Je vous demande de m’excuser, mais je ne trouve vraiment pas le temps d’écrire. Ce matin lecture, puis faite (enfin) ma visite à M. Bernstein, puis des courses, puis préparer la lecture, puis la lecture et à 9 h. un thé chez la Princesse royale. J’en sors ; il est 11 h. ½. M. Bernstein a été bien aimable pour moi. J’ai bavardé très longtemps, sur vous et sur tout. Je soupçonne que M. Bernstein est un bibliophile convaincu. J’ai vu aussi Mlle Bernstein qui s’intéresse beaucoup à notre littérature. Je me suis tout de suite senti dans une atmosphère de sympathie. M. Bernstein commençait à croire que j’étais un être mythologique, mais j’espère qu’il m’a pardonné mes retards (vous devez lui avoir dit que j’étais coutumier de ces sortes de choses). Mais je voudrais qu’on fût bien persuadé que je supporterais tout plutôt qu’on crût que j’ai commis une impolitesse avec intention.

J’étais bien effrayé de ce thé pour ce soir, mais au bout de cinq minutes j’étais remis et j’observais des types. De bien curieux. Werner[1] (les peintures du café Bauer), Curtius, le comte de Pourtalès, etc… et les femmes…

J’ai tout de suite revu des connaissances, outre l’aimable M. de Seckendorff, et j’en ai fait de nouvelles.

De 9 à 11 h. j’ai été tout yeux et tout oreilles, malgré mon air de mélancolique errant. Un instant la Princesse royale est venue à moi et m’a parlé. Je sentais tous les yeux braqués sur moi, mais je ne me suis pas effrayé, et j’ai été souple comme dans un roman de Stendhal. Mais j’ai glané des pages de notes. Un curieux profil de diplomate anglais. De vieux gâteux chamarrés de ferblanteries dorées. Et les femmes.

Je me repaissais de réflexions méphistophéliques.

Un incident :

Vers 10 h. j’étais dans un groupe.
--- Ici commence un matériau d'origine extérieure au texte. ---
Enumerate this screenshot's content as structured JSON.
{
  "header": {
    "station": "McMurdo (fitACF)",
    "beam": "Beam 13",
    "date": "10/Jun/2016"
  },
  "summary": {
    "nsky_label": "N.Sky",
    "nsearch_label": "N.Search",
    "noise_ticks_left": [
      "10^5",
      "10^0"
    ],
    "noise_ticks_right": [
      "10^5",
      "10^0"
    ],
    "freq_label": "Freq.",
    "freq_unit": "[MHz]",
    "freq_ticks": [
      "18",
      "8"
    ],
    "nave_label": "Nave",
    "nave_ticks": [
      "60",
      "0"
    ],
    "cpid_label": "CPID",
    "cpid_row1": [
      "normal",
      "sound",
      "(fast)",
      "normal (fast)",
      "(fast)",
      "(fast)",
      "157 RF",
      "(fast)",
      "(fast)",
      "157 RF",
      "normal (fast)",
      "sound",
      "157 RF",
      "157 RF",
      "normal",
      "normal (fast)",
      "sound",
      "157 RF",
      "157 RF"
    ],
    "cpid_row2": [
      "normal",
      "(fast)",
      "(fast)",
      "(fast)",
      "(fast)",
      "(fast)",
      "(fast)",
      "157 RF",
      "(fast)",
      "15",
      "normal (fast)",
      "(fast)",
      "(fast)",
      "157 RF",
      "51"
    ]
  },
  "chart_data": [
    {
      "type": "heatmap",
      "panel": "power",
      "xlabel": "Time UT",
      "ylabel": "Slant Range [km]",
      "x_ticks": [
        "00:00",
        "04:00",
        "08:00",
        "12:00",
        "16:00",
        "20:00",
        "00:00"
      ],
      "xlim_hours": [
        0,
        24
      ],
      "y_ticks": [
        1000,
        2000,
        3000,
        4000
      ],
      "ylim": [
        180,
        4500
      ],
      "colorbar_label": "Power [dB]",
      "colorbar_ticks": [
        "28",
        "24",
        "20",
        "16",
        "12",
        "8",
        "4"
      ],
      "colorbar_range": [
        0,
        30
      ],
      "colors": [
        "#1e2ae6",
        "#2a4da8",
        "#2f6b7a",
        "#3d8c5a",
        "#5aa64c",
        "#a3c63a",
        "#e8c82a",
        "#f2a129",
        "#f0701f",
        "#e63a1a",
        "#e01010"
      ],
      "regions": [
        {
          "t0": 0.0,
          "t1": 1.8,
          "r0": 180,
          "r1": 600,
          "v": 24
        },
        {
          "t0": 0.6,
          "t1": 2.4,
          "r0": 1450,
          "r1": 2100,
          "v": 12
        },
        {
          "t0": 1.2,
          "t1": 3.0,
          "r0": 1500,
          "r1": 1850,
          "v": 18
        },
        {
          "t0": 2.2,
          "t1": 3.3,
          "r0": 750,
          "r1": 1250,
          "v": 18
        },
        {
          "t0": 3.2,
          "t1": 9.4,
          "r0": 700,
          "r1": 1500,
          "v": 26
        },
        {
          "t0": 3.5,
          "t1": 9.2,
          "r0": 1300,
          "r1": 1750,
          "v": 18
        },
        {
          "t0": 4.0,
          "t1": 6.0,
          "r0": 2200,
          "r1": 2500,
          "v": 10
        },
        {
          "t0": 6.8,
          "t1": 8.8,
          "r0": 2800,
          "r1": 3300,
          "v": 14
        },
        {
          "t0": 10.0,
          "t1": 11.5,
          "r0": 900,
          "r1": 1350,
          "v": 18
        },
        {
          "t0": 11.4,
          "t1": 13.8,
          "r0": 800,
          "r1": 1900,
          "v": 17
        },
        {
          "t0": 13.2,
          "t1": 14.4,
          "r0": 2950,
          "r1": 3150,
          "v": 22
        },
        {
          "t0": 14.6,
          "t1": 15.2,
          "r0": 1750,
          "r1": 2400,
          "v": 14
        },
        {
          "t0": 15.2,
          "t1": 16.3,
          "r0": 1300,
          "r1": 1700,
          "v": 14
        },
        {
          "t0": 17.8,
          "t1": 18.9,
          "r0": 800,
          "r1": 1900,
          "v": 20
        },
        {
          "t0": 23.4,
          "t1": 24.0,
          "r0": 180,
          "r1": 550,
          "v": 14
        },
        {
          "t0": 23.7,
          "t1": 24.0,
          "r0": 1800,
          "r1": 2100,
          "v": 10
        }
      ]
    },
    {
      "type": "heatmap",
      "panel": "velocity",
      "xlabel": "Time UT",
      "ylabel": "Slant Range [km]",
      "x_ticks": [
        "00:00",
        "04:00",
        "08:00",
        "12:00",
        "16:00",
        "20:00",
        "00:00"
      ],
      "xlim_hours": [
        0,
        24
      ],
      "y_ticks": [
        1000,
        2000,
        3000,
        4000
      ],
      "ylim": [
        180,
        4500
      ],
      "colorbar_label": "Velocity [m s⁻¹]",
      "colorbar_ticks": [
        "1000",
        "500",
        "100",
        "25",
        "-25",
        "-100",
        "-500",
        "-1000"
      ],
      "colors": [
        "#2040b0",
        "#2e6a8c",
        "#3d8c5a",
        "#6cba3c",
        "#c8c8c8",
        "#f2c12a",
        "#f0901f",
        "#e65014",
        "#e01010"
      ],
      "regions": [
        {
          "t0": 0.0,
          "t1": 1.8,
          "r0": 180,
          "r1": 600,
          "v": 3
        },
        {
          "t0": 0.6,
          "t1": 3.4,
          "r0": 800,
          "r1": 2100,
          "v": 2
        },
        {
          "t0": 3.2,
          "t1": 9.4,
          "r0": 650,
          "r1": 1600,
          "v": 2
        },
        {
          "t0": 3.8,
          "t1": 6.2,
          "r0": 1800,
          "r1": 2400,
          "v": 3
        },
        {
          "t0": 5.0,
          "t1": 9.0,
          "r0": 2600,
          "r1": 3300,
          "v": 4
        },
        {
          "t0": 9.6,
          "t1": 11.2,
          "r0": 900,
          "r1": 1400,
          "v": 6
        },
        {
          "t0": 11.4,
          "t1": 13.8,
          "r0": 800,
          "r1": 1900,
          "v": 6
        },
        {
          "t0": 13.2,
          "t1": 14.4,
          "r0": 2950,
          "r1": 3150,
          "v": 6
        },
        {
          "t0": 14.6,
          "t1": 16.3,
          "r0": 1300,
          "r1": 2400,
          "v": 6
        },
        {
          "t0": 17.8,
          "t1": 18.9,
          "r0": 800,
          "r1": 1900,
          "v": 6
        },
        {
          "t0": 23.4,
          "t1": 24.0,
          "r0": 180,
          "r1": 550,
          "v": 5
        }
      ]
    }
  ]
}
Je voyais un militaire chamarré causant avec celui-ci, celui-là. Je ne le connaissais pas. Brusquement il vient à moi, me serre franchement la main et se met à causer très familièrement en riant. Je réponds ; je souris aussi devant cette rondeur affable, et je bavarde. Il me quitte et alors je demande au Dr Velten quel est ce militaire qui vient de me quitter ? Mais c’est le Prince royal.

Tableau, comme on dit. Je lui raconte mon cas et il me rassure. Néanmoins je vais me confesser encore à M. de Seckendorff qui me rassure et à l’aide-de-camp, M. de Nivenheim, qui en rit à son tour et fait plus que me rassurer.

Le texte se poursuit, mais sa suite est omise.